Originally published March 28, 2007 at 12:00 AM | Page modified March 28, 2007 at 4:16 PM
Music
Say cheese! Modest Mouse's new album hits No. 1
Modest Mouse continues its climb from indie-rock/underground legends to mainstream music stardom. "We Were Dead Before the Ship Even Sank,"...
Seattle Times staff reporter
Modest Mouse continues its climb from indie-rock/underground legends to mainstream music stardom. "We Were Dead Before the Ship Even Sank," the new Modest Mouse album, came in at the No. 1 spot on the Billboard album chart, the first time at the top spot in the band's history.

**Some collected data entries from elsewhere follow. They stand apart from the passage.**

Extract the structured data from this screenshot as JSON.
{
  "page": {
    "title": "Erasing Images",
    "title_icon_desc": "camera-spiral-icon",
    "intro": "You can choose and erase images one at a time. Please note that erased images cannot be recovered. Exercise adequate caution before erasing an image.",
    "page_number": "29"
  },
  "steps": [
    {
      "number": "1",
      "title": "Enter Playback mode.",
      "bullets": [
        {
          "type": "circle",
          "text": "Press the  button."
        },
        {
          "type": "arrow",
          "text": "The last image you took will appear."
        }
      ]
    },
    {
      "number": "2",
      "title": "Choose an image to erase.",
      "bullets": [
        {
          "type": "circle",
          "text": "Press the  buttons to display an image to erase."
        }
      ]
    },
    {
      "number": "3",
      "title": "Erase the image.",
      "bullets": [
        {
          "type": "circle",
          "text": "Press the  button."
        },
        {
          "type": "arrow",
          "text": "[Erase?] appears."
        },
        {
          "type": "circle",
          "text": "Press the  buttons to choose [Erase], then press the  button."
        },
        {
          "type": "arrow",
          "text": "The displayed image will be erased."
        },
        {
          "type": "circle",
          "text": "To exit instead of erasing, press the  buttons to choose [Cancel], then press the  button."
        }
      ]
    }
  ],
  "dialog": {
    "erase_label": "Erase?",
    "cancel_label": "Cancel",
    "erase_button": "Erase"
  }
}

From his Portland home, Modest Mouse leader Isaac Brock insisted Tuesday that he was paying no attention to charts and sales. Wasn't he planning to celebrate?
"No," he said definitively. "We finished our part of the record — the most exciting thing to us is when we finished making it. Everything else, that's for other people."
Besides, they did their celebrating already. After they finished the main recording of "We Were Dead ... ," Brock said he and his band — longtime members Jeremiah Green and Eric Judy, newcomers Johnny Marr, Tom Peloso and Joe Plummer — "cheered each other ranging from tea to whatever." Then Brock went into post-production work with Dennis Herring. "When we officially got done ... that day I kind of tied one on. It had been seven months of pretty long days, 14-hour days, six days a week. I just kind of let loose."
The Modest Mouse album sold 128,565 in its first week. This was a powerful vindication that the Issaquah-born band is no flash in the mainstream pan. Sales of "Good News for People Who Love Bad News," Modest Mouse's previous album, topped 1.5 million, pushed by the "Float On" radio hit.
"Dashboard," from the new album, looks like another big player, with single sales of more than 85,000. It's also being played on radio stations across the country, and the "Dashboard" video is in heavy rotation on MTV2.
This is a long way from the early days of Modest Mouse, when the then-trio was playing Seattle clubs like the Crocodile Cafe and RCKCNDY. Brock lived in Seattle during Modest Mouse's formative years but moved away about five years ago, drifting to Chicago and Florida before settling in Oregon.
He says he tries to spend as little time as possible in Seattle these days.
"It makes me kind of sad when I go there, because it really was an interesting place and I don't know what happened. Money became more important."
Speaking of money, the cash registers are ringing for "We Were Dead." With stand-out songs like "Dashboard," "Missed the Boat" and "Steam Engineus," plus another potential anthem in "Fire It Up," this is almost sure to be another platinum (1 million-plus) seller.
Modest Mouse, which got a big creative boost when former Smiths guitarist Johnny Marr joined the crew, launches a national tour April 15 at the Paramount.